POS, Trinidad and Tobago - It’s not a spanking, new concept as some contemporary bands may try to sell. In fact, it’s as traditional as carnival concepts are. The need to revitalize an age-old carnival experience, refreshing the thrill of the road on Carnival Monday in particular, sits at the core of an experienced team’s efforts as they prepare to deliver yet another year of true Trinbagonian Carnival revelry in 2024.

tridadStepping confidently into the oncoming season, Brass 2 The World- one of Trinidad and Tobago’s respected brass bands, is unleashing, yet again, its carnival mas project, Blow Mano Blow. Since its introduction in 2017, interest in the band’s offering for Carnival Monday revelry and fun, has remained high. Riding the wave of its 2023 ‘Band of the Day’ win at the Queen’s Park Savannah on day one of the two-day parade of the bands, ‘Blow Mano Blow’ will reveal its 2024 presentation at a band launch on October 21st.

Already, plans are underway, as patrons attending the launch of “Ms McCarty Party,’ at Estate 101 in Maraval, will be excited to know that there will be live band accompaniment to the T-shirt mas presentation. Together with live performances by well known and loved entertainers like Austin ‘SuperBlue’ Lyons, Viking Ding Dong, Bitts, Snakey, Sanell Dempster and others, the event promises to be a distinguishable band launch experience.

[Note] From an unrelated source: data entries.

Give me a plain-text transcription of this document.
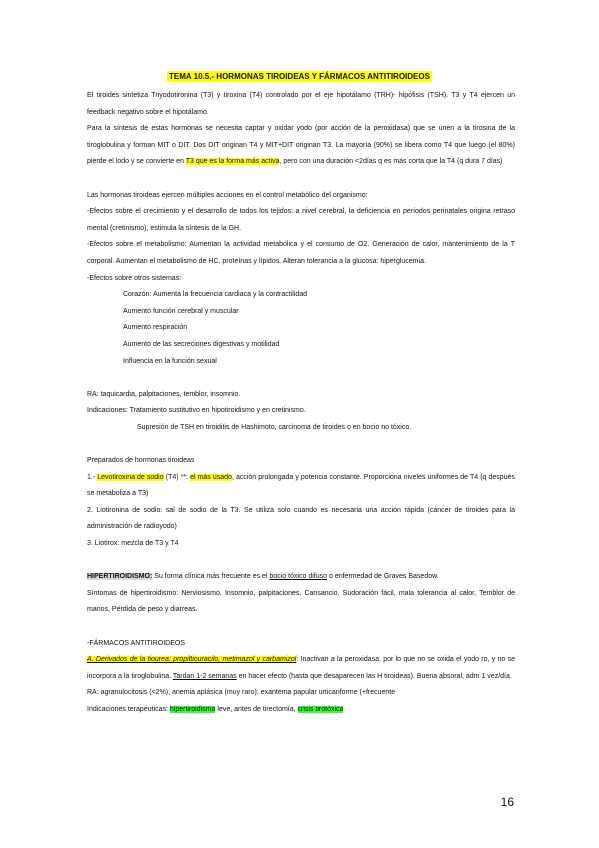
TEMA 10.5.- HORMONAS TIROIDEAS Y FÁRMACOS ANTITIROIDEOS

El tiroides sintetiza Triyodotironina (T3) y tiroxina (T4) controlado por el eje hipotálamo (TRH)- hipófisis (TSH). T3 y T4 ejercen un feedback negativo sobre el hipotálamo.

Para la síntesis de estas hormonas se necesita captar y oxidar yodo (por acción de la peroxidasa) que se unen a la tirosina de la tiroglobulina y forman MIT o DIT. Dos DIT originan T4 y MIT+DIT originan T3. La mayoría (90%) se libera como T4 que luego (el 80%) pierde el lodo y se convierte en T3 que es la forma más activa, pero con una duración <2días q es más corta que la T4 (q dura 7 días)

Las hormonas tiroideas ejercen múltiples acciones en el control metabólico del organismo:

-Efectos sobre el crecimiento y el desarrollo de todos los tejidos: a nivel cerebral, la deficiencia en períodos perinatales origina retraso mental (cretinismo), estimula la síntesis de la GH.

-Efectos sobre el metabolismo: Aumentan la actividad metabólica y el consumo de O2. Generación de calor, mantenimiento de la T corporal. Aumentan el metabolismo de HC, proteínas y lípidos. Alteran tolerancia a la glucosa: hiperglucemia.

-Efectos sobre otros sistemas:

Corazón: Aumenta la frecuencia cardiaca y la contractilidad

Aumento función cerebral y muscular

Aumento respiración

Aumento de las secreciones digestivas y motilidad

Influencia en la función sexual

RA: taquicardia, palpitaciones, temblor, insomnio.

Indicaciones: Tratamiento sustitutivo en hipotiroidismo y en cretinismo.

Supresión de TSH en tiroiditis de Hashimoto, carcinoma de tiroides o en bocio no tóxico.

Preparados de hormonas tiroideas

1.- Levotiroxina de sodio (T4) **: el más usado, acción prolongada y potencia constante. Proporciona niveles uniformes de T4 (q después se metaboliza a T3)

2. Liotironina de sodio: sal de sodio de la T3. Se utiliza solo cuando es necesaria una acción rápida (cáncer de tiroides para la administración de radioyodo)

3. Liotirox: mezcla de T3 y T4

HIPERTIROIDISMO: Su forma clínica más frecuente es el bocio tóxico difuso o enfermedad de Graves Basedow.

Síntomas de hipertiroidismo: Nerviosismo, Insomnio, palpitaciones, Cansancio, Sudoración fácil, mala tolerancia al calor, Temblor de manos, Pérdida de peso y diarreas.

-FÁRMACOS ANTITIROIDEOS

A. Derivados de la tiourea: propiltiouracilo, metimazol y carbamizol: Inactivan a la peroxidasa, por lo que no se oxida el yodo ro, y no se incorpora a la tiroglobulina. Tardan 1-2 semanas en hacer efecto (hasta que desaparecen las H tiroideas). Buena absoral, adm 1 vez/día.

RA: agranulocitosis (<2%); anemia aplásica (muy raro); exantema papular urticariforme (+frecuente

Indicaciones terapéuticas: hipertiroidismo leve, antes de tirectomía, crisis tirotóxica

16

The theme of next year’s presentation, ‘Ms McCarty Party’ shines light on the musical prowess of Tobago’s very own, King Wellington – an artiste who was born into music and has contributed immensely to the calypso artform. Wellington’s, ‘Ms McCarty Party’ was the last song played by Mano Marcellin’s Brass Orchestra. Sadly, Marcellin passed away in 2017, but the euphoria of his brass band engagement lives on as Blow Mano Blow pays homage to this great musician and band leader, annually.

Marcellin’s son, Burt Marcellin spearheads the organization of this dynamic and culturally rich symbol of Trinidad and Tobago’s carnival experience. For him, and those who’ve committed to the cause, it’s more than business. “This is important for not just the act of keeping Mano Marcellin’s name and legacy alive, but also, the legacies of so many creative geniuses who’ve played a pivotal role in the history of our carnival,” said Charlene Clarke, marketing liaison for the band.

The experience, while still in its embryonic stage, provides an alternative to the typical near- nude carnival showcase that plasters the streets of the capital, annually. “There should be something for everyone in our carnival. The live brass on the road is a part of our tradition that should have never faded away. The live music, complete with stringed and horned instruments is necessary as we present our uniqueness, to the globe, albeit, amid a smorgasbord of carnival copies, around the hemisphere,” said one member of the outfit.

On October 21st, the sound of brass and now, steelpan, compliments a strong alliance with the Woodbrook Playboys Steel Orchestra, will emanate behind the walls of Estate 101 from 8pm to 2am. “We can guarantee a truly exciting fusion of contemporary ideas and traditional mainstays- all of which define the beauty that is Trinidad and Tobago,” said Clarke.